しかし、広島と長崎を残虐行為、戦争犯罪と見なすことをなお拒絶する人たちもいたのです。「正義の戦争」を終わらせた「良い爆弾」だったとするプロパガンダを受け入れたわけです。こうした作り話が破滅的な核軍拡競争をもたらしました。今日に至るまで核軍拡競争は続いています。
今も九つの国が都市を灰にし、地球上の生命を破壊し、私たちの美しい世界を未来の世代が住めないようにすると脅しています。核兵器の開発は、国家が偉大さの高みに上ることを意味しません。むしろ、この上なく暗い邪悪の深みに転落することを意味するのです。こうした兵器は必要悪ではありません。絶対悪なのです。
今年7月7日、世界の大多数の国々が核兵器禁止条約の採択に賛成した時、私は喜びでいっぱいになりました。私はかつて人類の最悪な側面を目撃しましたが、その日は最良の側面を目撃したのです。私たち被爆者は72年の間、禁止されることを待ち続けてきました。これを核兵器の終わりの始まりにしようではありませんか。
責任ある指導者であれば、必ずやこの条約に署名するに違いありません。署名を拒否すれば歴史の厳しい審判を受けることになるでしょう。彼らのふるまいは大量虐殺につながるのだという現実を抽象的な理論が覆い隠すことはもはやありません。「抑止力」とは、軍縮を抑止するものなのだということはもはや明らかです。私たちはもはや恐怖のキノコ雲の下で暮らすことはありません。

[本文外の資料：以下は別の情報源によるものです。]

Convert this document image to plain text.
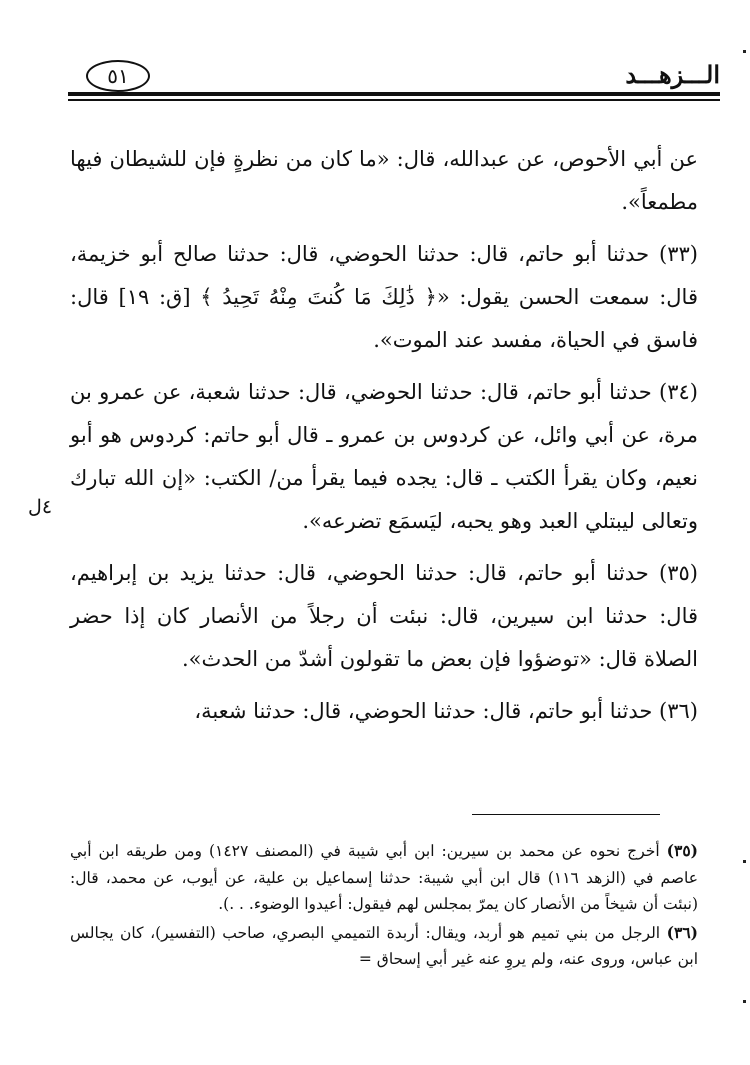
٥١	الـــزهـــد
٤ل

عن أبي الأحوص، عن عبدالله، قال: «ما كان من نظرةٍ فإن للشيطان فيها مطمعاً».

(٣٣) حدثنا أبو حاتم، قال: حدثنا الحوضي، قال: حدثنا صالح أبو خزيمة، قال: سمعت الحسن يقول: «﴿ ذَٰلِكَ مَا كُنتَ مِنْهُ تَحِيدُ ﴾ [ق: ١٩] قال: فاسق في الحياة، مفسد عند الموت».

(٣٤) حدثنا أبو حاتم، قال: حدثنا الحوضي، قال: حدثنا شعبة، عن عمرو بن مرة، عن أبي وائل، عن كردوس بن عمرو ـ قال أبو حاتم: كردوس هو أبو نعيم، وكان يقرأ الكتب ـ قال: يجده فيما يقرأ من/ الكتب: «إن الله تبارك وتعالى ليبتلي العبد وهو يحبه، ليَسمَع تضرعه».

(٣٥) حدثنا أبو حاتم، قال: حدثنا الحوضي، قال: حدثنا يزيد بن إبراهيم، قال: حدثنا ابن سيرين، قال: نبئت أن رجلاً من الأنصار كان إذا حضر الصلاة قال: «توضؤوا فإن بعض ما تقولون أشدّ من الحدث».

(٣٦) حدثنا أبو حاتم، قال: حدثنا الحوضي، قال: حدثنا شعبة،

(٣٥) أخرج نحوه عن محمد بن سيرين: ابن أبي شيبة في (المصنف ١٤٢٧) ومن طريقه ابن أبي عاصم في (الزهد ١١٦) قال ابن أبي شيبة: حدثنا إسماعيل بن علية، عن أيوب، عن محمد، قال: (نبئت أن شيخاً من الأنصار كان يمرّ بمجلس لهم فيقول: أعيدوا الوضوء. . .).

(٣٦) الرجل من بني تميم هو أربد، ويقال: أربدة التميمي البصري، صاحب (التفسير)، كان يجالس ابن عباس، وروى عنه، ولم يروِ عنه غير أبي إسحاق =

核武装した国々の当局者と、いわゆる「核の傘」の下にいる共犯者たちに言います。私たちの証言を聞きなさい。私たちの警告を心に刻みなさい。そして、自らの行為の重みを知りなさい。あなたたちはそれぞれ、人類を危険にさらす暴力の体系を構成する不可欠な要素となっているのです。私たちは悪の陳腐さを警戒しましょう。
世界のあらゆる国の、全ての大統領と首相に懇願します。この条約に参加してください。核による滅亡の脅威を永久になくしてください。

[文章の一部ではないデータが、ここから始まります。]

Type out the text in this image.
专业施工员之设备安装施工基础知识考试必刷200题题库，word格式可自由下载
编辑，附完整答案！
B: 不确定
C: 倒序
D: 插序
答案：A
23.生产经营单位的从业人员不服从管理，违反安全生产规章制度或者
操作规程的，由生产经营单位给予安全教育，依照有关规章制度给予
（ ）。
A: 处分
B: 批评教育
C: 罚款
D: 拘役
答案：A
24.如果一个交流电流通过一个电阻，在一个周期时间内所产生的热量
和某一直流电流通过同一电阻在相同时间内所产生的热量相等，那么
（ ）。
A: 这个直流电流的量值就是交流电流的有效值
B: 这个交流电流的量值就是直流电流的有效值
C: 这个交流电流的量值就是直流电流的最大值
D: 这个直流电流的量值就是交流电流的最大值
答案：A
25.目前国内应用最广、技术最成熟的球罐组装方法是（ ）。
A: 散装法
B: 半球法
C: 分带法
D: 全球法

私は13歳の時、くすぶるがれきの中に閉じ込められても、頑張り続けました。光に向かって進み続けました。そして生き残りました。いま私たちにとって、核禁止条約が光です。この会場にいる皆さんに、世界中で聞いている皆さんに、広島の倒壊した建物の中で耳にした呼び掛けの言葉を繰り返します。「諦めるな。頑張れ。光が見えるか。それに向かってはっていくんだ」
今夜、燃え立つたいまつを持ってオスロの通りを行進し、核の恐怖という暗い夜から抜け出しましょう。どんな障害に直面しようとも、私たちは進み続け、頑張り、他の人たちとこの光を分かち合い続けます。この光は、かけがえのない世界を存続させるために私たちが傾ける情熱であり、誓いなのです。(オスロ共同) 」
広島県知事が引用したサーロー節子さんの言葉は「諦めるな、押し続けろ、進み続けろ、光が見えるだろう、そこに向かって這っていけ」ということでしたが、スピーチの日本語版では「諦めるな、頑張れ、助けてやる、その隙間から光が差すのが見えるか、あそこまでできるだけ早く這って行くんだ」となっている。
なので受賞の際、実際に行った英語でのスピーチを調べて見た。
Then, suddenly, I felt hands touching my left shoulder, and heard a man saying:
"Don't give up! Keep pushing! I am trying to free you. See the light coming through that opening? Crawl towards it as quickly as you can."
As I crawled out, the ruins were on fire. Most of my classmates in that building were burned to death alive. I saw all around me utter, unimaginable devastation.
この言葉は、「どんな闇の中にいても、先に一筋の光が見えたならば、頑張って這ってても進め」という諦めを許さないことばなのでしょう。
彼女の言いたかったこと、そして広島県知事の言いたかったことは、どんなに周りの情勢が「核抑止力」に頼る方向に向かっていても、私達は、「核廃絶」という光に向かって頑張って進むということなのだと思った。